Cayley volvió al escritorio, sosteniendo en una mano una esponja y en la otra un pañuelo. Tras de mirar a Antonio, que lo animó con una seña, murmuró algunas palabras y, arrodillado, principió a lavar la cara del muerto. Cuando la hubo cubierto con el pañuelo, Antonio no pudo retener un ligero suspiro, un suspiro de alivio.
Después volvieron a hallarse de pie, uno frente al otro, y se miraron.
—Si puedo serle de alguna utilidad —dijo Antonio— estoy a su disposición.
—Es usted muy amable. Sí, habrá cosas que hacer: la policía, el médico, ¿qué sé yo? Pero no quiero abusar de su bondad y he de pedirles disculpas por haberlo ya molestado tanto.
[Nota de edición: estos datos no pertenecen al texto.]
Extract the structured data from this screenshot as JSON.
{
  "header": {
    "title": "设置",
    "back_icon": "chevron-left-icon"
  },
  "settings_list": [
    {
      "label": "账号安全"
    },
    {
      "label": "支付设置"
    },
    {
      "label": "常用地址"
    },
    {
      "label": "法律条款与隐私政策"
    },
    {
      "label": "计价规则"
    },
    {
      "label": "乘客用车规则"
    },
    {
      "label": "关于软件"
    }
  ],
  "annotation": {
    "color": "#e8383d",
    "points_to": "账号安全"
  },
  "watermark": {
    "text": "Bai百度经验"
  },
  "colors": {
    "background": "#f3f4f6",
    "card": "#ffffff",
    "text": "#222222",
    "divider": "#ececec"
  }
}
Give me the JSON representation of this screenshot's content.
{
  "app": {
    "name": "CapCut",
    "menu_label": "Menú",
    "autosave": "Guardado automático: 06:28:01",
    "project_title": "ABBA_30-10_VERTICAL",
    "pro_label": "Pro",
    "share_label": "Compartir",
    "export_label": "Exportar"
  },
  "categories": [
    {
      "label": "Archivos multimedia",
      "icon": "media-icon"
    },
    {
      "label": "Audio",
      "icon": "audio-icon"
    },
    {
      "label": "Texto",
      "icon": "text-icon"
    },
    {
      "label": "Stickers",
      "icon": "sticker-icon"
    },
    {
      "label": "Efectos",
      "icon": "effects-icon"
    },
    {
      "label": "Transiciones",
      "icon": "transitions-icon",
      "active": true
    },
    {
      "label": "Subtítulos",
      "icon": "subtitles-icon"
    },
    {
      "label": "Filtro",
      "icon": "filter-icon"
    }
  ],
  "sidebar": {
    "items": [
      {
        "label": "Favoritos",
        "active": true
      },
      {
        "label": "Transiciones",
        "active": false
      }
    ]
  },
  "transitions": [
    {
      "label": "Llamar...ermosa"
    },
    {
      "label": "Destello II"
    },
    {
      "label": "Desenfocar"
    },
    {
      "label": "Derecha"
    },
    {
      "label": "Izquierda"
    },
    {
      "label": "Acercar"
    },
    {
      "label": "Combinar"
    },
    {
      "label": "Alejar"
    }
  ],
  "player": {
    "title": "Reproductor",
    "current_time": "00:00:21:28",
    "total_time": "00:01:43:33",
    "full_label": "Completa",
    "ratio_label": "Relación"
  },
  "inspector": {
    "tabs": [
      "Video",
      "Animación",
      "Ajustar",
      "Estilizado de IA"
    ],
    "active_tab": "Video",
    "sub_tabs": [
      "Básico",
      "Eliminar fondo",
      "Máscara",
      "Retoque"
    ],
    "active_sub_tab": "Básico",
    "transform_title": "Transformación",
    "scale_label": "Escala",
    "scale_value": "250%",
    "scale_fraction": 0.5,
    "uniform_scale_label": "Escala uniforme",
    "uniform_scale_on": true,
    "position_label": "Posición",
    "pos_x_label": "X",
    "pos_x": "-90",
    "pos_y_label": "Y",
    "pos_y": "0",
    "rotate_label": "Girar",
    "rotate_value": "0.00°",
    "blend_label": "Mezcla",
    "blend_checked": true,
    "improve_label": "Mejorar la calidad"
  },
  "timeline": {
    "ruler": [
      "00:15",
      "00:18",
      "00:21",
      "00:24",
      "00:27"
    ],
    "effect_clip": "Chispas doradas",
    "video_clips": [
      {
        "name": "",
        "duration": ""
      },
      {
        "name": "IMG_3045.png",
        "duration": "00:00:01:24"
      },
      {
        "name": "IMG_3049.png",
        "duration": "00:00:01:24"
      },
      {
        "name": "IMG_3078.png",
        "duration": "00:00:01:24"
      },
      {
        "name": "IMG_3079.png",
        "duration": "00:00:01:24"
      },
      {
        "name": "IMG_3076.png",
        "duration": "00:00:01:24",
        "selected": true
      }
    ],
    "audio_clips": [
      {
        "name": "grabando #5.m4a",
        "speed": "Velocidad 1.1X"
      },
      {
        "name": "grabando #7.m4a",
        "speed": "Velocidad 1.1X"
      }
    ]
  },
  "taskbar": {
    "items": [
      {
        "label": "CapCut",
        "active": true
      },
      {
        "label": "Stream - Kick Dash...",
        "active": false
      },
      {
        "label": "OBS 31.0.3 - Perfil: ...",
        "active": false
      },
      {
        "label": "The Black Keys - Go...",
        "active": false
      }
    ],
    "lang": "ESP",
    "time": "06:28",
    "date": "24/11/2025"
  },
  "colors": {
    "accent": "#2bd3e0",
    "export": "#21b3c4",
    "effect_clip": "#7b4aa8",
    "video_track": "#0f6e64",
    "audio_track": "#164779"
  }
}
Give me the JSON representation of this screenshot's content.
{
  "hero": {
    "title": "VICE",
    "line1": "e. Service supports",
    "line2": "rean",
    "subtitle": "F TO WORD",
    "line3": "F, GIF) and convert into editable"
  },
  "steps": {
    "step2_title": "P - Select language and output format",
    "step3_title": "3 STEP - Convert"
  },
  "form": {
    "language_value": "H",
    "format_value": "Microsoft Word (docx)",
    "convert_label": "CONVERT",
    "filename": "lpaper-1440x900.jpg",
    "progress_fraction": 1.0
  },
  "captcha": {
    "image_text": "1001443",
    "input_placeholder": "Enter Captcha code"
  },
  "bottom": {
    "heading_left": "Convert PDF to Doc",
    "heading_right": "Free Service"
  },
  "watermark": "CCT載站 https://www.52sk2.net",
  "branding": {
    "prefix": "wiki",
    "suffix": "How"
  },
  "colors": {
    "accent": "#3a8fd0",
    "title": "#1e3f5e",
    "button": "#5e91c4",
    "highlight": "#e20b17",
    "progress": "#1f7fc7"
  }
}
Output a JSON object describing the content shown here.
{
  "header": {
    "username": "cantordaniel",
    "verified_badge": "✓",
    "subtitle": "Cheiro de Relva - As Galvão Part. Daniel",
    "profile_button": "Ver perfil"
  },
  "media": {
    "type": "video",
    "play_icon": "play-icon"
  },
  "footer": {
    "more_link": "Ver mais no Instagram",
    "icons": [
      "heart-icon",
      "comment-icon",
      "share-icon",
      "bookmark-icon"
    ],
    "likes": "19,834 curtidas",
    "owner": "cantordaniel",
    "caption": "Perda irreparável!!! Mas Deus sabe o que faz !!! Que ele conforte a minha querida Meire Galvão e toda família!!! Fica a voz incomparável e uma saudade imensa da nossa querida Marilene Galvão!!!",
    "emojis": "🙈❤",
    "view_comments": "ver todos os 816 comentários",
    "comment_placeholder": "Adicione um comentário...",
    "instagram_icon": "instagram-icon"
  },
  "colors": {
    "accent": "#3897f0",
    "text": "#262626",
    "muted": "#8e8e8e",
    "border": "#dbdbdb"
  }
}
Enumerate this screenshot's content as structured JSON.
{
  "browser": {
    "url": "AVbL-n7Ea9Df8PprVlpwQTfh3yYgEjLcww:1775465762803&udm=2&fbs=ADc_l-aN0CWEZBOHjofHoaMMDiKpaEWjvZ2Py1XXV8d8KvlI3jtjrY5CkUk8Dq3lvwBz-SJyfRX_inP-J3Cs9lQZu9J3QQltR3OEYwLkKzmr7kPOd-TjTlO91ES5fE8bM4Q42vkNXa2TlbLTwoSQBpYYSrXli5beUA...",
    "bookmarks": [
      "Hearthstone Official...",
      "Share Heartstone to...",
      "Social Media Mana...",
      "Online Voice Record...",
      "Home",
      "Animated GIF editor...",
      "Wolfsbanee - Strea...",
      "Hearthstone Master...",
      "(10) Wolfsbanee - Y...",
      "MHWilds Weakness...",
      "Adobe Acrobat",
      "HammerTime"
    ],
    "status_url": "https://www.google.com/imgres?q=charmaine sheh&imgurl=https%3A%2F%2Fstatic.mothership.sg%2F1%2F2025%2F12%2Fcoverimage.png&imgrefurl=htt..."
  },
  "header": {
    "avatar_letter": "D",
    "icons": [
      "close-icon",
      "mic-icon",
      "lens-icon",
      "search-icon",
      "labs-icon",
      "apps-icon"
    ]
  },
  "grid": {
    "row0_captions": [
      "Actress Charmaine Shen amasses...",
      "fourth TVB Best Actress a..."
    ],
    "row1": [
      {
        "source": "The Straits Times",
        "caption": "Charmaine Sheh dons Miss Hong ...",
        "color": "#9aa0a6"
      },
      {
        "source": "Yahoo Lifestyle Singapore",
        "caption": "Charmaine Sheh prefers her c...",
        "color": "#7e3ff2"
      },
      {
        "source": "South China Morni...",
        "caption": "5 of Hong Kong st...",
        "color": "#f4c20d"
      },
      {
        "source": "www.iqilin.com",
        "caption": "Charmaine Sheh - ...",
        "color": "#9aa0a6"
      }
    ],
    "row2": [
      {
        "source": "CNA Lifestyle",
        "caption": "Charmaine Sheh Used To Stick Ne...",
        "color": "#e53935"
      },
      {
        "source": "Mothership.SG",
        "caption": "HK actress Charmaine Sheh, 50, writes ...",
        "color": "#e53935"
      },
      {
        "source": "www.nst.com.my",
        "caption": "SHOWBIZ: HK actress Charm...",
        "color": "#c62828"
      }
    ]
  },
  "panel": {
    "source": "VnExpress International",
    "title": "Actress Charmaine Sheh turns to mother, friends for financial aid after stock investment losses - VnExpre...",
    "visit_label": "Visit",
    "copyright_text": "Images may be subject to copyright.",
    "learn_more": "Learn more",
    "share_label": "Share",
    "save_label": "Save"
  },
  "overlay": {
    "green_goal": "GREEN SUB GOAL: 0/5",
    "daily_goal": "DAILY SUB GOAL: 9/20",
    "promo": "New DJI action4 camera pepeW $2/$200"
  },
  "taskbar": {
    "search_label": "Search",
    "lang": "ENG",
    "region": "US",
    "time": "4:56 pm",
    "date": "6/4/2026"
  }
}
—Había venido para ver a Beverley. Es uno de mis antiguos amigos.
—Se fue a jugar al golf; pero no tardará en regresar.
Pareció él mismo conmovido por lo que acababa de decir:
—Sí, no tardarán todos en regresar.
—Me quedaré si puedo ayudarlo.
—Sí, se lo ruego. Vea, hay señoras. Será penoso. Si no le es molesto…
Vaciló antes de dirigir a Antonio una sonrisita tímida, enternecedora de parte de aquel hombre de tan vigorosa contextura que parecía destinado a no tener que contar nunca sino consigo mismo.
—Nada más que su apoyo moral, ¿comprende? Ya será mucho.
—Es muy natural.
Antonio le devolvió su sonrisa, y, para animarlo, precisó en tono más firme:
—Bueno, ante todo, creo mi deber aconsejarle que telefonee a la policía.
—¡La policía! ¿Cómo? Ah, sí… supongo…
Fijó en su compañero una mirada interrogativa. Antonio habló sin rodeos:
—Veamos, es preciso encarar de frente la situación ¿señor…?
—Cayley. Soy el primo de Marc Ablett. Vivo aquí con él.
—Yo me llamo Gillingham. Discúlpeme, debí presentarme antes. Bueno, señor Cayley, de nada nos servirá disimular ahora la gravedad de la situación. Un hombre ha sido asesinado aquí. Es preciso que alguien lo haya muerto.
—Pudo matarse él mismo —balbuceó Cayley.
—Podría, sí, pero no ha ocurrido; o si lo hizo, no por eso dejaba de haber alguien con él en el escritorio, y ese alguien ya no está aquí y ha partido llevándose el revólver. De modo que la policía algo tendrá que decir acerca del asunto, ¿no le parece?
Cayley permaneció mudo, con los ojos clavados en el suelo.
—Oh, sé muy bien lo que piensa, y créame que siento por usted la más viva simpatía. Pero ya no somos unos niños. Reflexione: si su primo Marc Ablett estaba en el escritorio con este… con este hombre, entonces, evidentemente…
—¿Quién le ha dicho que estaba? —exclamó Cayley, alzando la cabeza con un movimiento brusco.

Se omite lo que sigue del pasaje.